The Skills Everyone Is Teaching Are Not Enough
AI engineer roles are paying north of $300K right now. The conventional advice for landing one: learn prompt engineering and RAG. That advice is incomplete. After coaching over 200 people into AI and machine learning roles, Marina Wyss , senior applied scientist at Twitch , has a different view of what actually separates candidates who get those roles from the ones who do not.
Skill 1: Testing
Nobody ships production code without tests. The reason is simple: code fails in dozens of ways, and tests catch failures before they reach users.
AI is worse. LLMs are non-deterministic by design. The same prompt returns a slightly different answer every time. The failure modes are nuanced, inconsistent, and hard to reproduce. Most people building with AI skip testing because it feels harder than software testing. The engineers who get hired at $300K are the ones who figured out how to test AI systems rigorously anyway.
Skill 2: Evaluation
How do you know your AI system is getting better? Benchmark it. Not just once, but continuously. Production AI engineers build evaluation pipelines that run automatically when models change, when prompts change, or when the underlying data shifts.
Without evaluation, you are guessing. With evaluation, you know. The difference between a system that improves over time and one that quietly degrades is almost always whether someone built the evaluation infrastructure.

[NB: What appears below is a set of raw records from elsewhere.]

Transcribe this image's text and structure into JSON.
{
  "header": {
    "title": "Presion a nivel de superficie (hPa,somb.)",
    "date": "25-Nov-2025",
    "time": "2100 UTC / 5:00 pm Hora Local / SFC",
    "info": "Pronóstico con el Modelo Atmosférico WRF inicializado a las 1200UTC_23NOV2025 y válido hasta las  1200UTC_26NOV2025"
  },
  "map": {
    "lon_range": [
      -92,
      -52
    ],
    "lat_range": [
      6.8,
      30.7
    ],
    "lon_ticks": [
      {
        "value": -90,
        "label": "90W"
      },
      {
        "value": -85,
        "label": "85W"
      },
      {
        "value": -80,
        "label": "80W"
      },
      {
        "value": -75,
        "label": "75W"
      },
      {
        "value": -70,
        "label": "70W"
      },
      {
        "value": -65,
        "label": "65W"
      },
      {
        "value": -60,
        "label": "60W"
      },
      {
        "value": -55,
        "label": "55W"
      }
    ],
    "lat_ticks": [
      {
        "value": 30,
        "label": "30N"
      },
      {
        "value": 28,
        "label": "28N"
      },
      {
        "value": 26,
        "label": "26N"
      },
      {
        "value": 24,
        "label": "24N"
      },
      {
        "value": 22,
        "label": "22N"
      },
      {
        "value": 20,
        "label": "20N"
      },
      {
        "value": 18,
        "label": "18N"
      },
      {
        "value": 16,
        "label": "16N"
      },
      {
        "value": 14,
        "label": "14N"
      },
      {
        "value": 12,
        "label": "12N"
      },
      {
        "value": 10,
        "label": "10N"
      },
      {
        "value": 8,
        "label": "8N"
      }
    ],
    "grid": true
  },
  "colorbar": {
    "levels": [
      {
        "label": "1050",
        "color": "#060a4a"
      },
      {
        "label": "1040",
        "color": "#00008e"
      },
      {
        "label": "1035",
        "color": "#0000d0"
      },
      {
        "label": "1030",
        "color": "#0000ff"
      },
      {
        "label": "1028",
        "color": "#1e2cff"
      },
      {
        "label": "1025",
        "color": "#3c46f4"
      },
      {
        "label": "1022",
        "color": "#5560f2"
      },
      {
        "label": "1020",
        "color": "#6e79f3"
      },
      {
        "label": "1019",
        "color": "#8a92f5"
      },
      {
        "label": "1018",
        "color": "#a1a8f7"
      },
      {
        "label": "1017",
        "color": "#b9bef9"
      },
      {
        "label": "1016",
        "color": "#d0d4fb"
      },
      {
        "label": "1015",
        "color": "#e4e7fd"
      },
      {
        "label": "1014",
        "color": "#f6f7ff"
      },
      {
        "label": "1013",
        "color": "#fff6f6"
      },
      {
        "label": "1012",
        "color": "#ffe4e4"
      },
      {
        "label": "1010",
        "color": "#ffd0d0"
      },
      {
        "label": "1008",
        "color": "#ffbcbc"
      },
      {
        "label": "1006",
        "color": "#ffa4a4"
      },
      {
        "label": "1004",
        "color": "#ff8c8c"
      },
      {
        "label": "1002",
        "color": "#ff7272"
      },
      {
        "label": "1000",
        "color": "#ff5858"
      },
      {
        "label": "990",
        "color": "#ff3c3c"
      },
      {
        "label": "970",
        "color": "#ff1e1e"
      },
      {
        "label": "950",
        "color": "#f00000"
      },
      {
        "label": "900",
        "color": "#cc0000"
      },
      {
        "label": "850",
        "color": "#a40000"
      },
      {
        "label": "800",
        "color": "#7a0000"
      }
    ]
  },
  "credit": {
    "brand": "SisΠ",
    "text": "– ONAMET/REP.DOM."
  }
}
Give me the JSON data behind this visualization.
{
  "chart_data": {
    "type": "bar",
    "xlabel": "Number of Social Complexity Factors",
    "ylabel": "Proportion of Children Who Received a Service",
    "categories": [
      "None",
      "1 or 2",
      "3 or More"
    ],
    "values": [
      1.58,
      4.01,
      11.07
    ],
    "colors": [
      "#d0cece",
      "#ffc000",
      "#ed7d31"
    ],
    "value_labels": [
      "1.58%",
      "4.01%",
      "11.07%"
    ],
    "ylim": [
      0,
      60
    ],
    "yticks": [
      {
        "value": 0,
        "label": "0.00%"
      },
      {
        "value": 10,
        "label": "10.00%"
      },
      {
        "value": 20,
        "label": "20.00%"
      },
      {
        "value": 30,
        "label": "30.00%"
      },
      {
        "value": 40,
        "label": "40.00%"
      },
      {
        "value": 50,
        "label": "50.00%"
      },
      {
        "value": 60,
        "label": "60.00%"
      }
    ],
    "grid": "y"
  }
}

Skill 3: Context Engineering
Context engineering is organizing what the model sees at every step. Not just the initial prompt , the system prompt, tool definitions, results from previous tool calls, conversation history, all of it. Strong context engineering is what separates AI engineers who can build high-quality production systems from the rest.
Most learning resources skip this. They cover how to write a prompt. They do not cover how to architect a multi-step agent so that the context at step 12 still contains the information the model needs from step 3.
Skill 4: Observability
When something goes wrong in production , and it will , you need to be able to see what happened. What prompt was sent? What did the model return? What tool calls were made? What was in the context when the error occurred?
AI systems are harder to debug than traditional software because the failure is not a traceback , it is a subtly wrong answer delivered with confidence. Observability tools for AI let you trace that answer back to its cause. Building this infrastructure is unglamorous. Debugging production AI without it is a nightmare.
Skill 5: System Design
The skill that wraps all the others: knowing when to use AI and when not to. Knowing which part of a workflow benefits from an LLM and which part should be deterministic code. Knowing how to compose tools, models, and traditional software into a system that is reliable, observable, and testable.
The $300K roles are not looking for someone who can write clever prompts. They are looking for engineers who can build systems that work in production, degrade gracefully, and improve over time. That is a systems design problem with AI as one of the components.